Gli obiettivi indicati nella precedente sintesi con i valori medio e medio alto si possono considerare raggiunti in quanto, come specificato precedentemente, il presente è da considerarsi come prima parte del progetto 2009 formato da quattro periodi e che prevede un suo sviluppo negli anni avvenire; per i seguenti obiettivi, il risultato è stato solo parzialmente sufficiente e ne viene data spiegazione di seguito:
Dare loro la possibilità di confrontarsi su tematiche che li riguardano da vicino non solo tra di loro ma anche con persone, gli internazionali, che hanno esperienze, cultura e stili di vita differenti da loro; il grado di raggiungimento di questo obiettivo è stato considerato medio-basso, in quanto gli insegnanti, a causa di una serie di inconvenienti durante lo svolgimento del progetto e di ritardi creati dal partner locale, hanno deciso di ridurre il tempo rivolto agli incontri di discussione e confronto con i ragazzi, che invece ci si è poi accorti, quando svoltisi, essere fondamentali per comprendere gli aspetti della loro vita interiore, i problemi, le dinamiche e i rapporti interni tra i ragazzi stessi e tra i ragazzi e gli insegnanti.

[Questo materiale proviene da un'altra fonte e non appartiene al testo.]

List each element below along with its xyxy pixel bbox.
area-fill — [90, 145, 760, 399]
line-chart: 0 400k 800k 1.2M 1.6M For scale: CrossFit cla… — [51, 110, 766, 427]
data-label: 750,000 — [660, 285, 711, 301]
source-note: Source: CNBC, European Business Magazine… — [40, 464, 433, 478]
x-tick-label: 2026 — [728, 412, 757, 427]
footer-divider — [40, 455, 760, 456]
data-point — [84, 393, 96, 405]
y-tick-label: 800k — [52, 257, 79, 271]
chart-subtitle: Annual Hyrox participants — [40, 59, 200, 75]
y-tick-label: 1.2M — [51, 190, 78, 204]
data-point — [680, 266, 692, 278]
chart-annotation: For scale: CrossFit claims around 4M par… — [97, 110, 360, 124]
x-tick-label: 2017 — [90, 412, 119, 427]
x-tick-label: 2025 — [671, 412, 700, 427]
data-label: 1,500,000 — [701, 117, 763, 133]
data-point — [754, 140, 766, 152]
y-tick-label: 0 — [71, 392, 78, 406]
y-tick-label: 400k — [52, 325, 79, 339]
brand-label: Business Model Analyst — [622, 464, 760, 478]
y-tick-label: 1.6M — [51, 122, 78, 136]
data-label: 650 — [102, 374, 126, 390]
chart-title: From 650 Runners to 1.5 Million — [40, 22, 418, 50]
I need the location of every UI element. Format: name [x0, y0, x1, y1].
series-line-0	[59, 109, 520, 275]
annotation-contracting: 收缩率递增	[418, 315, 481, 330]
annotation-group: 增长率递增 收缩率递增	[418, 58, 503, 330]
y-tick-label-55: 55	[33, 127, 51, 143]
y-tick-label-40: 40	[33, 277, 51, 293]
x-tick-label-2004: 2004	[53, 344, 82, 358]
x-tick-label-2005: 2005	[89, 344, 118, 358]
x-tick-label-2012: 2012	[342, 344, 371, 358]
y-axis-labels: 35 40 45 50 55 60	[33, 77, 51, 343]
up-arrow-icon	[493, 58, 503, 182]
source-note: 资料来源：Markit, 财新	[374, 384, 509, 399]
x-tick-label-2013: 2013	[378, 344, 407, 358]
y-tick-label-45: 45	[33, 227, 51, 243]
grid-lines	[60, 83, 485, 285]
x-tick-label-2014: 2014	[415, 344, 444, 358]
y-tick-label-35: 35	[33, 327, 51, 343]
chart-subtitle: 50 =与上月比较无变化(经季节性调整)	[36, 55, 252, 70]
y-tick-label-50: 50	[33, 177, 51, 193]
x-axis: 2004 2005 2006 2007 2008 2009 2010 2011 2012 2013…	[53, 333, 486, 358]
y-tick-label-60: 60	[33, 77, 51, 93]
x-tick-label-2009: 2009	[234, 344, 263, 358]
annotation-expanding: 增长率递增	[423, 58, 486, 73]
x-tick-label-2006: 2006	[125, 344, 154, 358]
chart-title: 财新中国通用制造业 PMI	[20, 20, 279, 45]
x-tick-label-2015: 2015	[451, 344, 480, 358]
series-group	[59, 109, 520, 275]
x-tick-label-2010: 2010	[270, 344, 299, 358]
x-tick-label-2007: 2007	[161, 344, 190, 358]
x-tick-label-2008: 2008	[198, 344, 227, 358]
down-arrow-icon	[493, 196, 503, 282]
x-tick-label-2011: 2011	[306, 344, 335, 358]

Inoltre si è riscontrata l'empace linguistica dovuta alla mancanza di conoscenza della lingua inglese di una parte dei partecipanti, i più piccoli, che hanno avuto anche più difficoltà quando è stato il momento di confrontarsi; inoltre l'insegnante Pisana Cersosimo si è trovata in parziale difficoltà per quanto riguarda l'uso della lingua inglese e di conseguenza tendeva ad appoggiarsi all'insegnante Federico Moro caricandolo di ulteriori responsabilità.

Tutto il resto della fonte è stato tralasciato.